Trump may claim that he has the Western powers as well as Arab powers behind his counter ‘terror’ push. Media commentators in those countries, however, think that his attempt to impose on his hosts what he sees as the US’ primary geo-political concern – Islamist ‘terrorism’ – is not in tune with the complex of global challenges faced by the world community as a whole.

In Washington DC, instead of outrage and charges of ‘betrayal’ swirling around, strangely, the current public reaction in the US to the revelations of their new VIPs’ dealings with the Russians is limited to a muted questioning of Jared Kushner’s competence as a Presidential Adviser. Gen. (Rtd.) Flynn, of course, was hurriedly asked to resign his National Security Adviser post, but only on the grounds that he failed to disclose his dealings with the Russian Ambassador in Washington, rather than because of those very dealings themselves.

But US Congressional committees have begun investigations and Flynn is already under pressure to release information to these probes.

At the same time, the US Federal Bureau of Investigation (FBI) has now focussed its investigations into the Russia connection even more closely on the immediate circle of officials around President Trump. US new media is already speculating that the latest subject of the Russia inquiry is Jared Kushner.

Both Reuter news agency as well as the Washington Post newspaper are newly reporting that not only did have Kushner have secret – or undisclosed – talks with the Russian ambassador in Washington, but, far worse, he had apparently attempted to set up secret communications links with the Russians that would be free of surveillance by the US intelligence agencies! Imagine, a ‘senior presidential adviser’ of the US President – and his son-in-law at that – attempting to hide secret dealings with his country’s main adversary, Russia, from his country’s security apparatus!

This would seem like something done by spies and traitors working with their own country’s enemies.

And, Reuters reports that alongside Kushner in these dealings with the Russians had been close Trump election campaign associate and short-lived National Security Adviser Mike Flynn.

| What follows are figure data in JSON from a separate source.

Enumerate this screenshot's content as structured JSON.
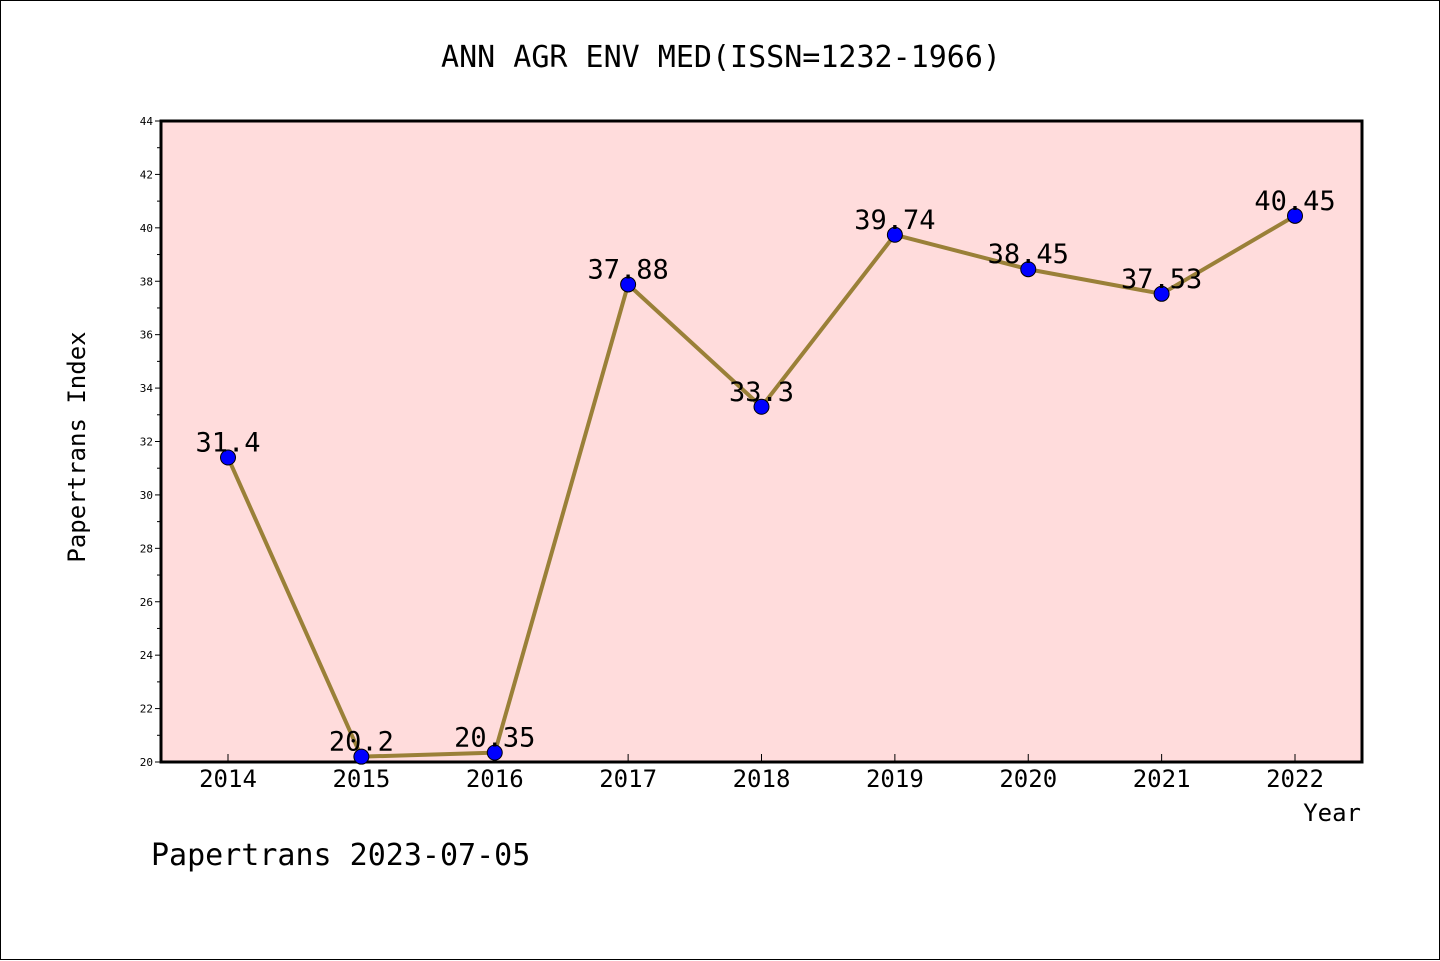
{
  "chart_data": {
    "type": "line",
    "title": "ANN AGR ENV MED(ISSN=1232-1966)",
    "xlabel": "Year",
    "ylabel": "Papertrans Index",
    "categories": [
      "2014",
      "2015",
      "2016",
      "2017",
      "2018",
      "2019",
      "2020",
      "2021",
      "2022"
    ],
    "values": [
      31.4,
      20.2,
      20.35,
      37.88,
      33.3,
      39.74,
      38.45,
      37.53,
      40.45
    ],
    "data_labels": [
      "31.4",
      "20.2",
      "20.35",
      "37.88",
      "33.3",
      "39.74",
      "38.45",
      "37.53",
      "40.45"
    ],
    "ylim": [
      20,
      44
    ],
    "yticks": [
      "20",
      "22",
      "24",
      "26",
      "28",
      "30",
      "32",
      "34",
      "36",
      "38",
      "40",
      "42",
      "44"
    ],
    "grid": false,
    "colors": {
      "plot_background": "#FFDCDC",
      "line": "#9A8038",
      "marker": "#0000FF"
    }
  },
  "footer": {
    "text": "Papertrans 2023-07-05"
  }
}
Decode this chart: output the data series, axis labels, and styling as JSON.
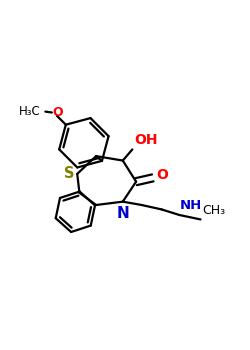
{
  "bg_color": "#ffffff",
  "figsize": [
    2.5,
    3.5
  ],
  "dpi": 100,
  "bond_color": "#000000",
  "S_color": "#808000",
  "N_color": "#0000cd",
  "O_color": "#ff0000",
  "bond_lw": 1.6,
  "xlim": [
    -0.05,
    1.05
  ],
  "ylim": [
    0.05,
    1.05
  ]
}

Everybody, of course, is now wondering how much Trump knew of all this. Indeed, in Washington, that awful word that is the nemesis of the world’s most powerful democratic politician is now in the air: impeachment. Increasingly the US news media as well as many Opposition Democratic Party politicians have begun taking about the possibility of the constitutional impeachment of the current US President. Public discussion is beginning to recall the impeachment of President Nixon over the Watergate scandal.

Commentators, however, not that Nixon was impeached well into his second term as President after a massive popular vote in his election unlike Donald Trump who only narrowly won the presidency and is barely into the first few months of his first term.

Whatever these nuances, readers are fortunate, in these media-connected times, to be able to closely follow how one of the world’s most democratic states, the USA, tackles such serious political challenges that are now confronting the American state.

American democracy triumphed over the anti-democratic depredations of Richard Nixon. Can American democracy today fairly and dispassionately dissect the torrent of controversy surrounding the current President? Will the ruling Republican Party place country before party interests – and class/ethnic interests – and thoroughly investigate their own President in the White House?

But let me end this week with a question of culture and gender, of imperialism and patriarchy: How come the Trump females – First Lady, Melania, and First Daughter, Ivanka – did not cover their heads when visiting rigidly Islamist-patriarchal Saudi Arabia but did so, black lace and all, when meeting with the (no longer that rigidly patriarchal) Roman Catholic Pope?

How come the Western media praised the Trump ladies’ uncovering in Riyadh as freedom from oppressive patriarchy and, then, positively admired the style of their head coverings during audience with the currently relatively un-patriarchal Pontiff?